Kabar hoaks akan terjadi gempa dan tsunami dengan
magnitudo (M) 8,8 di pengujung Februari ini menyebar cepat bak sarang lebah
ditabuh elang. Media sosial jadi wahana menebarkan berita bohong itu.
Sebagian
warga Sumbar melahapnya. Terlanjur resah-gelisah. Rasa tenteram terusik. BMKG
buru-buru membantah. “Isu itu tak benar. Hoaks. Tak ada yang bisa memastikan
gempa bumi,” kata Irwan Slamet, Kepala Stasiun Geofisika Kelas I Silaing
Bawah-Padang Panjang.
Lalu,
rumor tak bertanggung jawab itu hilang setelah dibantah BMKG. Masyarakat yang
mudah memakan rumor dan kerap mengaitkan bencana sebagai “azab” dan
mencocok-cocokkan dengan tanggal-tanggal tertentu dan ayat-ayat Alquran, juga
masif terjadi di tengah masyarakat kita.
Menurut
Buya H. Gusrizal Gazahar, Lc., M.Ag. Datuk Palimo Basa, Ketua Umum Majelis
Ulama Indonesia (MUI) Sumatera Barat, masyarakat Sumatera Barat sebagai
mayoritas Muslim harus menguatkan rasa percaya diri menyikapi bencana. Allah
tidak akan mengazab suatu kaum, selama masih ada di antara mereka yang meminta
ampun. “Jangan terlalu cepat memonis atau meletakkan hukum bencana adalah azab
dari Allah," kata Buya sembari mengutip Surat Al-Anfal Ayat 33.
"Selama
kita masih berzikir, masih ada di antara kita yang meminta ampun, maka itu
menjadi ukuran bahwa bencana yang datang bukan azab. Jangan berburuk sangka
kepada Allah," ujarnya.
Khazanah menanyakan lebih jauh, jika
bukan azab, lantas untuk apa Allah mendatangkan bencana?
“Itulah
ujian. Allah berhak memberikan kita ujian,” jawab Buya.
Dalam
bahasa Arab, bencana disebut “bala”. Buya menjelaskan, bala bukan bermakna
azab. Ia berasal dari kata ibtila,
artinya ujian. Ujian itu ada dua bentuk. Ada dalam bentuk teguran terhadap
orang-orang yang durhaka agar kembali ke jalan yang benar, dan ada sebagai
motivasi bagi yang taat untuk meningkatkan ketaatan.
"Jadi,
kalau negeri kita ditimpa berbagai macam bencana. Padahal kita sudah berusaha
memperbaiki negeri ini, maka itulah ujian. Selagi di dunia, kita tak ada yang
tak diuji. Seseorang diuji sesuai dengan agamanya. Barang siapa yang kokoh
agamanya, ditambah berat ujiannya. Untuk apa orang-orang yang taat diuji?

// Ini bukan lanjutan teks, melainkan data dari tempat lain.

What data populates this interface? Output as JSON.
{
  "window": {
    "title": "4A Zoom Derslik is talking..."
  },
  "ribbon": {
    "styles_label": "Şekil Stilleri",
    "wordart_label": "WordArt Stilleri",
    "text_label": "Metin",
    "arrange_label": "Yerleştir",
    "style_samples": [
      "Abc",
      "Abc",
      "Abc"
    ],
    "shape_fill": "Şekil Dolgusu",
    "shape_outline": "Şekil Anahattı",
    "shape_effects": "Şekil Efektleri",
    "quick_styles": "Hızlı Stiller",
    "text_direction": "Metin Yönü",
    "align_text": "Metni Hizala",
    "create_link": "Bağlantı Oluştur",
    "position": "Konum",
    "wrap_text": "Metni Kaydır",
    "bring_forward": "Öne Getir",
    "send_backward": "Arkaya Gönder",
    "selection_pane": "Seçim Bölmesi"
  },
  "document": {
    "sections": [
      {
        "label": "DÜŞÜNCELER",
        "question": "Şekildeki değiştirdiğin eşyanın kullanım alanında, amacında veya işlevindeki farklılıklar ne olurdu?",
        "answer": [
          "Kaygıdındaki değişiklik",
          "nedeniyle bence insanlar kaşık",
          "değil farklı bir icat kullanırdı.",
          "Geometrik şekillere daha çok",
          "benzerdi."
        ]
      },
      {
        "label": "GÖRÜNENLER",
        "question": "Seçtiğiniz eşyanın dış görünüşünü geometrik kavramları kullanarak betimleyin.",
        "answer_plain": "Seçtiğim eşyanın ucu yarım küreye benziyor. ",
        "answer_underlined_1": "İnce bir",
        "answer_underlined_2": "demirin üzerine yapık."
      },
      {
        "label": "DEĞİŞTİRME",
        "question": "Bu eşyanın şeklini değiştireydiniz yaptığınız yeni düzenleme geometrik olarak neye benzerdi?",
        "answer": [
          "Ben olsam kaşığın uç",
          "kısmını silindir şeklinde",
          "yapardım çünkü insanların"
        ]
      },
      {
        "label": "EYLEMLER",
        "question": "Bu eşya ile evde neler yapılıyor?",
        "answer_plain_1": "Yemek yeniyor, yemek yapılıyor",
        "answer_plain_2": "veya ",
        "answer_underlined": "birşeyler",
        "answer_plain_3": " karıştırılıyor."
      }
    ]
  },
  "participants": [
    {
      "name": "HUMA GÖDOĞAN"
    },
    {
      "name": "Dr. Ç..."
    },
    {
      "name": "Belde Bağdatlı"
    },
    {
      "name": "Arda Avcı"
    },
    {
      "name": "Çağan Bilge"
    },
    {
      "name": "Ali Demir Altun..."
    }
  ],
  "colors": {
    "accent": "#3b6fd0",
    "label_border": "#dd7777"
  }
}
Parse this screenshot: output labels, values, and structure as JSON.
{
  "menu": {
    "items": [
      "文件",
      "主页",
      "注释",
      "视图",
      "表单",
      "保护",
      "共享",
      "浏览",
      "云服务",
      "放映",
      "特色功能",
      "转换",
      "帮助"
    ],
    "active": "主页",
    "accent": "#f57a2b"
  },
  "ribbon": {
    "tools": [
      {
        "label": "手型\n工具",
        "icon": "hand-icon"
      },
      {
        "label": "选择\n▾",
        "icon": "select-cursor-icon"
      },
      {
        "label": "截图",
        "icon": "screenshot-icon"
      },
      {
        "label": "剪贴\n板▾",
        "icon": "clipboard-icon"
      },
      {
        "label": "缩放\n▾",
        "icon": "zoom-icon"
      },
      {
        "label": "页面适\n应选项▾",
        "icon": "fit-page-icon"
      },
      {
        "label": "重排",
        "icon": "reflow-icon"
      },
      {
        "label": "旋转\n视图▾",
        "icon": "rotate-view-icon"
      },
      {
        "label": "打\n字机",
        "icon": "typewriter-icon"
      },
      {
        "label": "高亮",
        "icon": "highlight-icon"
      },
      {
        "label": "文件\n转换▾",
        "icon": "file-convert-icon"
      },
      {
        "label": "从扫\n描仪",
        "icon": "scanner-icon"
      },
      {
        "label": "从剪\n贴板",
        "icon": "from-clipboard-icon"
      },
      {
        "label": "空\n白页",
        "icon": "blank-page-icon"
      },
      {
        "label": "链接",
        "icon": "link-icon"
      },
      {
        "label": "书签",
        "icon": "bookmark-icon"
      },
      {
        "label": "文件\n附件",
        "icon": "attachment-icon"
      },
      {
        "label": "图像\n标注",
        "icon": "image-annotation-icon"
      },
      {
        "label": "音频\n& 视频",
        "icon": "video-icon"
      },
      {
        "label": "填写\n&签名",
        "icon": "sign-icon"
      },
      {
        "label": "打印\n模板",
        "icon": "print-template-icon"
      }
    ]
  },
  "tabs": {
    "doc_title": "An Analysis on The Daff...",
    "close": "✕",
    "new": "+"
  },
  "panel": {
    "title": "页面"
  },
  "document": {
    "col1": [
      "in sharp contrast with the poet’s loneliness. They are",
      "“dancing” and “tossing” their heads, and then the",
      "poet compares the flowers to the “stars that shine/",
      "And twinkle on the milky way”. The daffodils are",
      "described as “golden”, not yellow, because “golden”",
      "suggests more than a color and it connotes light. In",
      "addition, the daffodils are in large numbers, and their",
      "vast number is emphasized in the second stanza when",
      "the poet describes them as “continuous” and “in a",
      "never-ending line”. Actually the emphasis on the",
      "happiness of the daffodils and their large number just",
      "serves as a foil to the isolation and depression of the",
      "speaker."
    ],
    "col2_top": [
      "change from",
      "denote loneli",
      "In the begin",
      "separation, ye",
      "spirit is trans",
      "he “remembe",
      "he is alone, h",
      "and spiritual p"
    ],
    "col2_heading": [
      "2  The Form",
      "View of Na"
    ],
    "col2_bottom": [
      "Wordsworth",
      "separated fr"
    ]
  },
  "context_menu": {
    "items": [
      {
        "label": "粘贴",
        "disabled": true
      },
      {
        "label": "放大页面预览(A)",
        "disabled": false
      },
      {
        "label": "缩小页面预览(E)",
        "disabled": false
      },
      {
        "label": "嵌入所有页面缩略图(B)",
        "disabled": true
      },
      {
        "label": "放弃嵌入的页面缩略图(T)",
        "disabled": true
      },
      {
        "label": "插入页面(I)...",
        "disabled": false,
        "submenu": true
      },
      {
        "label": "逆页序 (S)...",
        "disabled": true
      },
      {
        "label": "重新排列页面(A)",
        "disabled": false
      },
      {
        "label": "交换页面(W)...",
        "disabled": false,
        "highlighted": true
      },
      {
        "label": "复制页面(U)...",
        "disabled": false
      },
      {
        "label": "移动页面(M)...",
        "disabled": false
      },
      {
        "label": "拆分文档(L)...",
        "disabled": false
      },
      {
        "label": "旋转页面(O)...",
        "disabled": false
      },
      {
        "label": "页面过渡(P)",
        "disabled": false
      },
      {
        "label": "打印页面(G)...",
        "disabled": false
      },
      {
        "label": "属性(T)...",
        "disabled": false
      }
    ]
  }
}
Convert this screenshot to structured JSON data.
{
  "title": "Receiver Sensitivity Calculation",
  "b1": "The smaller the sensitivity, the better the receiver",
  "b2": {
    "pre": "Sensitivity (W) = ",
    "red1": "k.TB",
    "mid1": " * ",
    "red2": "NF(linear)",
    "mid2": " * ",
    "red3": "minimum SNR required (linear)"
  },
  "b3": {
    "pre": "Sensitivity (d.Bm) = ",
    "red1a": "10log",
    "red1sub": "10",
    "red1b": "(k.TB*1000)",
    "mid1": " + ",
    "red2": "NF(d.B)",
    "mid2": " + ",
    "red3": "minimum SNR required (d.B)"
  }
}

Supaya hamba itu berjalan di muka bumi itu dengan tidak memikul dosa. Jika
bersabar, maka ujian itu menjadi pengugur dosa-dosa kita," demikian Buya
berpesan sembari mengutip hadis Nabi Besar Muhammad SAW.
Dikatakannya
lebih jauh, sikap dan tindakan yang diambil oleh seorang Muslim tidak boleh
terlepas dari prinsip keimanan. “Kita harus melihat bencana itu dari sisi
kedatangannya. Ada yang bisa diantisipasi manusia dan ada yang berada di luar
kuasa manusia.
Diutarakannya,
bencana dapat diantisipasi dengan menghindari sebab-sebab yang mendatangkan
bencana walaupun nanti apakah akan berhasil diantisipasi atau tidak, semuanya
tergantung izin Allah.
Begitu
pula dalam bencana gempa bumi dan tsunami, jelas Buya, ada ranah yang dapat diantisipasi
atau disebut mitigasi. Mitigasi menghadapi gempa bumi dan tsunami dimulai dari
penataan pembangunan. Bagaimana bangunan itu bisa mengantisipasi dampak gempa
supaya jangan sampai menimbulkan korban jiwa.
“Jalur-jalur
evakuasi tsunami dilapangkan. Hal-hal seperti itu bukan hanya boleh, tapi harus
bagi seorang Muslim,” terangnya.
Dijelaskannya,
ada bencana yang kita sama sekali tidak memiliki untuk mengantisipasinya.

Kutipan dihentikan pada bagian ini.